In questo weekend di fine ottobre, preludio della festa di Halloween, non può mancare sugli schermi un horror: si tratta di Oujia-L’origine del male di Mike Flanagan, buon artigiano del genere e già autore dell’apprezzato Somnia (2015). Il tema portante del film – prequel della pellicola omonima diretta da Stiles White nel 2014 – prevedibilmente è quello della casa stregata, con un’ambientazione nella Los Angeles del 1967, dove facciamo la conoscenza di Alice Zander (Elizabeth Reaser), che per guadagnarsi da vivere si spaccia per sensitiva, aiutata dalle figlie Lina (Annalise Basso) e Doris (Lulu Wilson). La decisione di servirsi della speciale tavoletta Oujia per inscenare la presa di contatto con i defunti, l’uso inquietante ed illecito che ne fa Doris, condurranno le protagoniste della storia a esiti soprannaturali e funesti. Flanagan dimostra di conoscere molto bene le regole dell’horror, e fa buon uso di espedienti tecnici e narrativi: sa contestualizzare il racconto, immergendolo nella concretezza della storia americana di fine anni Sessanta, dalla conquista della luna agli scontri razziali. Ben delineato risulta anche il fascio di relazioni tra i personaggi, denso di implicazioni non banali. Predomina su tutto, alla fine, la paura, l’inquietudine sottile per ciò che non si vede ancora o che sta per accadere: ingrediente indispensabile in un’opera come questa, in cui non viene affatto a mancare.

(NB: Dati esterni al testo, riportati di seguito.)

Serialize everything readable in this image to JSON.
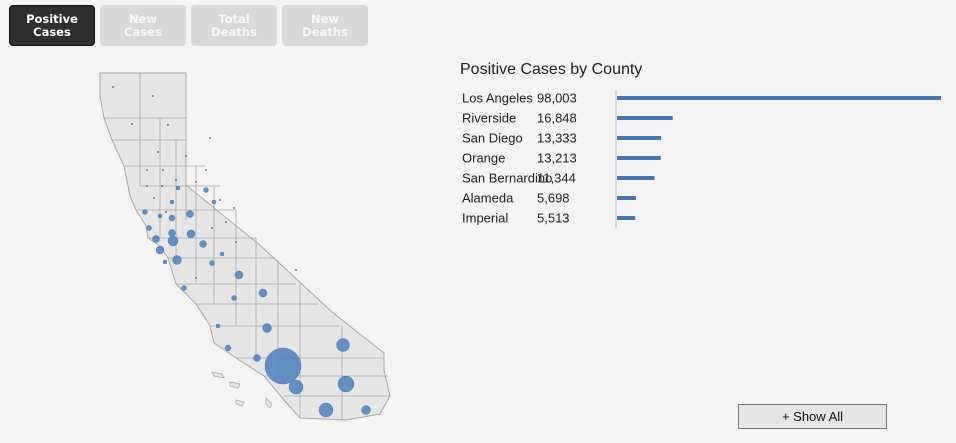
{
  "tabs": [
    {
      "label": "Positive\nCases",
      "active": true
    },
    {
      "label": "New\nCases",
      "active": false
    },
    {
      "label": "Total\nDeaths",
      "active": false
    },
    {
      "label": "New\nDeaths",
      "active": false
    }
  ],
  "map_colors": {
    "fill": "#e6e6e6",
    "stroke": "#a9a9a9",
    "bubble": "#4e7fb8"
  },
  "chart_data": {
    "type": "bar",
    "orientation": "horizontal",
    "title": "Positive Cases by County",
    "categories": [
      "Los Angeles",
      "Riverside",
      "San Diego",
      "Orange",
      "San Bernardino",
      "Alameda",
      "Imperial"
    ],
    "value_labels": [
      "98,003",
      "16,848",
      "13,333",
      "13,213",
      "11,344",
      "5,698",
      "5,513"
    ],
    "values": [
      98003,
      16848,
      13333,
      13213,
      11344,
      5698,
      5513
    ],
    "bar_color": "#4a76b0",
    "xlim": [
      0,
      98003
    ]
  },
  "show_all_label": "+ Show All"
}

The Accountant di Gavin O’Connor (Warrior, 2012), con il divo Ben Affleck nei panni di Christian Wolff, geniale matematico autistico, contabile occulto di alcune associazioni malavitose, che si fa trascinare nel gorgo di una vicenda intricata e pericolosa, è un action movie in piena regola, che vive di sparatorie, inseguimenti, fughe e pseudo-colpi di scena. Affleck, totalmente in parte con il suo viso splendidamente inespressivo, regge con rude vigore il ruolo dello scienziato asservito al male ma solo, eroe ambiguo e incompreso, tradito dalla famiglia e dalla società. Sullo sfondo, l’America piegata ai poteri forti, covo di latitanti e trafficanti, di raggiri e piani criminali. Il resto, il plot, lo stile, è abbastanza prevedibile e banale: evidentemente non si è riusciti a fare di più, nonostante la fin troppo densa sceneggiatura di Bill Dubuque.
Pierfrancesco Diliberto, in arte Pif, torna alla regia cinematografica dopo il buon successo e le critiche positive di La mafia uccide solo d’estate, il suo esordio del 2013. A differenza del primo film, in cui la presenza del cancro mafioso in Sicilia veniva raccontata con l’originalità di sguardo di un bambino, e con sensibile, acuta intelligenza e senso della narrazione, qui il racconto della storia e delle sorti d’Italia dall’arrivo degli alleati in poi, con particolare riferimento ancora una volta a Cosa Nostra, risulta meno convincente. Nella New York del 1943 il giovane Arturo Giammarresi (Pif) coltiva il desiderio di sposare la bella Flora (Miriam Leone), purtroppo già promessa sposa al figlio del braccio destro del boss Lucky Luciano (Rosario Minardi). Per giungere al sospirato obiettivo Arturo decide di trasferirsi in Sicilia per chiedere la mano di Flora direttamente a suo padre: finirà per arruolarsi nelle fila dell’esercito americano, prossimo allo sbarco, incrociando il proprio destino con quello degli abitanti del paesino di Crisafulli, tra idoli religiosi (il culto della Madonna) e profani (il boss locale). La confezione di In guerra per amore è molto curata, tra scenografie, riprese, ambientazioni, situazioni: la narrazione ha qualche caduta, qualche vuoto di senso, la ripetitività dello sguardo ad altri film, ormai entrati nell’immaginario collettivo (e dunque anche del regista); da Baaria a Miracolo a Sant’Anna. Rimane, comunque, un buon film, dove la commedia sottende un discorso molto più serio: non è casuale, in questo senso, la dedica a Ettore Scola.